A beer trap will entice slugs
5. Traps
Beers traps for slugs do work. Codling and Plum moth traps hung from apple trees and other ‘sticky’ traps can also be effective, using a pheromone stuck to a sticky base which attracts male insects and gets them stuck in the glue. Greasebands painted around the trunks of apple trees in autumn will prevent the wingless female winter moth from climbing up the tree to mate. Sticky glue is also useful for glasshouse staging if you have a problem with ants. Sticky yellow bits of card hung up in greenhouses can help reduce the white fly population.
6. Beneficial bugs
These are your best friends when it comes to controlling pests in your garden. Planting simple annuals among the veg (e.g. Marigolds, Californian poppies), will attract a wealth of beneficial insects like ladybirds and hoverflies which will gobble up your aphids. I’ve put some marigolds alongside my tomatoes in the greenhouse for this reason and also planted Nasturtiums which can attract cabbage white butterflies as a diversion away from my Brassicas.You can also plant a few native shrubs and herbaceous perennials (e.g. hazel and hardy geraniums), create a pond, leave a small pile of logs in the corner of the garden or create a ‘bug hotel’ and feed the birds throughout the winter. There are other ‘biological controls’ that you can buy to deal w ith specific problems- little packets of some of the bugs for use in the greenhouse as well as nematodes that can attack some of the more troublesome pests. Any or all of these will keep enough wildlife in your garden to eat literally thousands of pests and their eggs!

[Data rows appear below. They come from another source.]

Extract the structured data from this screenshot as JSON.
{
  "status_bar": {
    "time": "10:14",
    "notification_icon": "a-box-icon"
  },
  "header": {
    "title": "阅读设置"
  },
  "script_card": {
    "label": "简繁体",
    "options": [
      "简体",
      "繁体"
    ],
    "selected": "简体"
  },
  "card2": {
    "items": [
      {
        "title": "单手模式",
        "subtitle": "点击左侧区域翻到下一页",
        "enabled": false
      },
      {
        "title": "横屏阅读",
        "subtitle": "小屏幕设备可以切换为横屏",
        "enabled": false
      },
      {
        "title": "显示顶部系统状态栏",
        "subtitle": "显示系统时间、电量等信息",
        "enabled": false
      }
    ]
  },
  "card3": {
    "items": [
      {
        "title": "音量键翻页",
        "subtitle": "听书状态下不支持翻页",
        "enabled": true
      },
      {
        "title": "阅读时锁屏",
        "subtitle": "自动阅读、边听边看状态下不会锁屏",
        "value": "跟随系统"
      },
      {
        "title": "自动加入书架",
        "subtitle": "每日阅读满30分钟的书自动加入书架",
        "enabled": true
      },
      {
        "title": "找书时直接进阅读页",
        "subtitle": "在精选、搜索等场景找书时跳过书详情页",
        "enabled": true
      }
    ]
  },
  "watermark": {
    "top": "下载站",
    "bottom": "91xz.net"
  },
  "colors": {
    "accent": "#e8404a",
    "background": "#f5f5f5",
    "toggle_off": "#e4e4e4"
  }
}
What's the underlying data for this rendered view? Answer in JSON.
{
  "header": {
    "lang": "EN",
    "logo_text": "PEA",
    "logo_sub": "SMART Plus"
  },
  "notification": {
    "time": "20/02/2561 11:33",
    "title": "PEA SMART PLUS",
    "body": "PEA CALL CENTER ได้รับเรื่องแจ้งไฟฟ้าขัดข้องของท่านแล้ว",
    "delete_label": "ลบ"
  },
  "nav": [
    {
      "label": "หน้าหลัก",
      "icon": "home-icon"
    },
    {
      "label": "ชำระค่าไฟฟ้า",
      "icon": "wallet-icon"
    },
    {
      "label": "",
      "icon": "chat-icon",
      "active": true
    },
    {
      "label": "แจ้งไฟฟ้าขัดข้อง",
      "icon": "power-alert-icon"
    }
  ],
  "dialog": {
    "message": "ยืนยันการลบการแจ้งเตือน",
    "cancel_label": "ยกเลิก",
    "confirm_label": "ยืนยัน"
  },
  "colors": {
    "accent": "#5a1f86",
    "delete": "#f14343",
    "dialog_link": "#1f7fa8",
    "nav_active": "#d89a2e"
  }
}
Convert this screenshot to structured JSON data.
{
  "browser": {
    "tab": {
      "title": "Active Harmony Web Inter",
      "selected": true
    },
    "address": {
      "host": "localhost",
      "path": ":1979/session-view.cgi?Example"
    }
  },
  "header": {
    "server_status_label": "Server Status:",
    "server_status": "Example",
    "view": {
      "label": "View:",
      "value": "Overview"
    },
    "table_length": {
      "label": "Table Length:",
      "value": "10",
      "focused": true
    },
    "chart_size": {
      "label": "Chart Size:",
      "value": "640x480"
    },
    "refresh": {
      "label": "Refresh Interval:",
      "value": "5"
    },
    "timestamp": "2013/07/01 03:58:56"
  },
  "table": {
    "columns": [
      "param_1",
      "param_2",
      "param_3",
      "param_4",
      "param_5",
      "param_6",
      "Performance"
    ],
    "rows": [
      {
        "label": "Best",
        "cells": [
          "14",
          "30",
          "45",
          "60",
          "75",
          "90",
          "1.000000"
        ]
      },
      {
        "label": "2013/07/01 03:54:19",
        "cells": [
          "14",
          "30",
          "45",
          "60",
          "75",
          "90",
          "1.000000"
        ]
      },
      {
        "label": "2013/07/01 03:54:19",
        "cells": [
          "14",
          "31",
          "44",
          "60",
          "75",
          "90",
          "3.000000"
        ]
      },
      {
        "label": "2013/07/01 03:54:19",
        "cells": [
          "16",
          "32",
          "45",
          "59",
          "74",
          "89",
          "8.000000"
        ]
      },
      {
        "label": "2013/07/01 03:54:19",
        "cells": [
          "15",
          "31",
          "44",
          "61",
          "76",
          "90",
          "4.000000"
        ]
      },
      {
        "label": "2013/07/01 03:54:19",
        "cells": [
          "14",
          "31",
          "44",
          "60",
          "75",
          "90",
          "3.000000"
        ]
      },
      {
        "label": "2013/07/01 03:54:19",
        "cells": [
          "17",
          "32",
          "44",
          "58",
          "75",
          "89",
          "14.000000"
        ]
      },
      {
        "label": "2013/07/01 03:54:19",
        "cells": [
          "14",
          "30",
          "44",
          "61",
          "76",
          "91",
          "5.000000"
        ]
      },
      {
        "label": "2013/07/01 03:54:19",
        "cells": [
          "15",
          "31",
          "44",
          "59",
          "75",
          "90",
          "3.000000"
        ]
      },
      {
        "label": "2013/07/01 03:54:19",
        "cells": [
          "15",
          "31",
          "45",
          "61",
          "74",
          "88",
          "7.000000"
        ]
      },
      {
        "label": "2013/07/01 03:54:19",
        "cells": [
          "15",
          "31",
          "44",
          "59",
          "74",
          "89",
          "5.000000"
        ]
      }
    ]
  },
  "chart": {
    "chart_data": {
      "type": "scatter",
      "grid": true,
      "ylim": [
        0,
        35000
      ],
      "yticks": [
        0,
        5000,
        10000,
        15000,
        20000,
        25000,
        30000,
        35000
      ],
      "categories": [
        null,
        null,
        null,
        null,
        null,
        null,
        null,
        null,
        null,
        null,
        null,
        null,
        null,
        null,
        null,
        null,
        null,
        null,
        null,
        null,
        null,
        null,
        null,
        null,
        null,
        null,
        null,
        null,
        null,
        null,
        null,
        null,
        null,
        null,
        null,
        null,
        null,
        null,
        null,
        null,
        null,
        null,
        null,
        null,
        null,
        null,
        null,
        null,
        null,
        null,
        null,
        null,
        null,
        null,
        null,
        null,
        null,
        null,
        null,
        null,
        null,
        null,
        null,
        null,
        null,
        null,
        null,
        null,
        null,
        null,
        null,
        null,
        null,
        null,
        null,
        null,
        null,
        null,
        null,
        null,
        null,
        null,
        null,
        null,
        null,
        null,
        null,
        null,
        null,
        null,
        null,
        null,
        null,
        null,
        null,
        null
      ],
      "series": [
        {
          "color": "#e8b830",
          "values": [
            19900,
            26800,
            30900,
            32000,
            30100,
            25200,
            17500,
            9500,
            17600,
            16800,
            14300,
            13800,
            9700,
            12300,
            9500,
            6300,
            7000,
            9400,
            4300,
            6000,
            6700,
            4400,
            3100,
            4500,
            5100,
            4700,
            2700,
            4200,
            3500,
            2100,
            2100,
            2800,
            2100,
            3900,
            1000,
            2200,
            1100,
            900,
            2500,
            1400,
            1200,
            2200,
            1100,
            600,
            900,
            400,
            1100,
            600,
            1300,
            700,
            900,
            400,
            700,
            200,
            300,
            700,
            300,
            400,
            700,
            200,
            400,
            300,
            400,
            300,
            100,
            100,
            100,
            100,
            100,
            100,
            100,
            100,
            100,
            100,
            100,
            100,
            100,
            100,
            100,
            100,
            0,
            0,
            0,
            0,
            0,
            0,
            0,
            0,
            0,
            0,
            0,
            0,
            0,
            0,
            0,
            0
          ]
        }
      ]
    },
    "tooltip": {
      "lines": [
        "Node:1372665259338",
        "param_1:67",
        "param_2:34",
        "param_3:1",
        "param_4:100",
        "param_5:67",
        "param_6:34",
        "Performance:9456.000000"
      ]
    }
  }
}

‘Bishybarnabee’ – or a ladybird- will eat loads of aphids at one sitting
7. Keep it clean
Think ‘clean cut’. If you’re removing a dead or diseased branch from a tree (e.g one with coral spot), make sure you cut into healthy wood and always wash your tools in boiling water or wipe them with surgical spirit afterwards. Scrub out pots and give your greenhouse a good scrub every winter to get rid of over wintering pests. Maximise air circulation by correct pruning of plants and leaving just a little more space between plants will help control fungal diseases, though his needs to be balanced of course against closer planting to keep weeds under control! Controlling powdery mildew in Roses is something that benefits from greater air circulation, for instance. Finally, and most importantly, be vigilant and check your plants regularly so that any pests and diseases don’t get a foothold. For example, start checking the centre of any Gooseberry bushes in April for Sawfly eggs and larvae. Also be wary of accepting gifts of onion and cabbage plants, as they may well carry onion white rot or clubroot respectively!
So, not a spray in sight – rather planning, forethought, observation and simple control measures can help you beat those garden pests and diseases!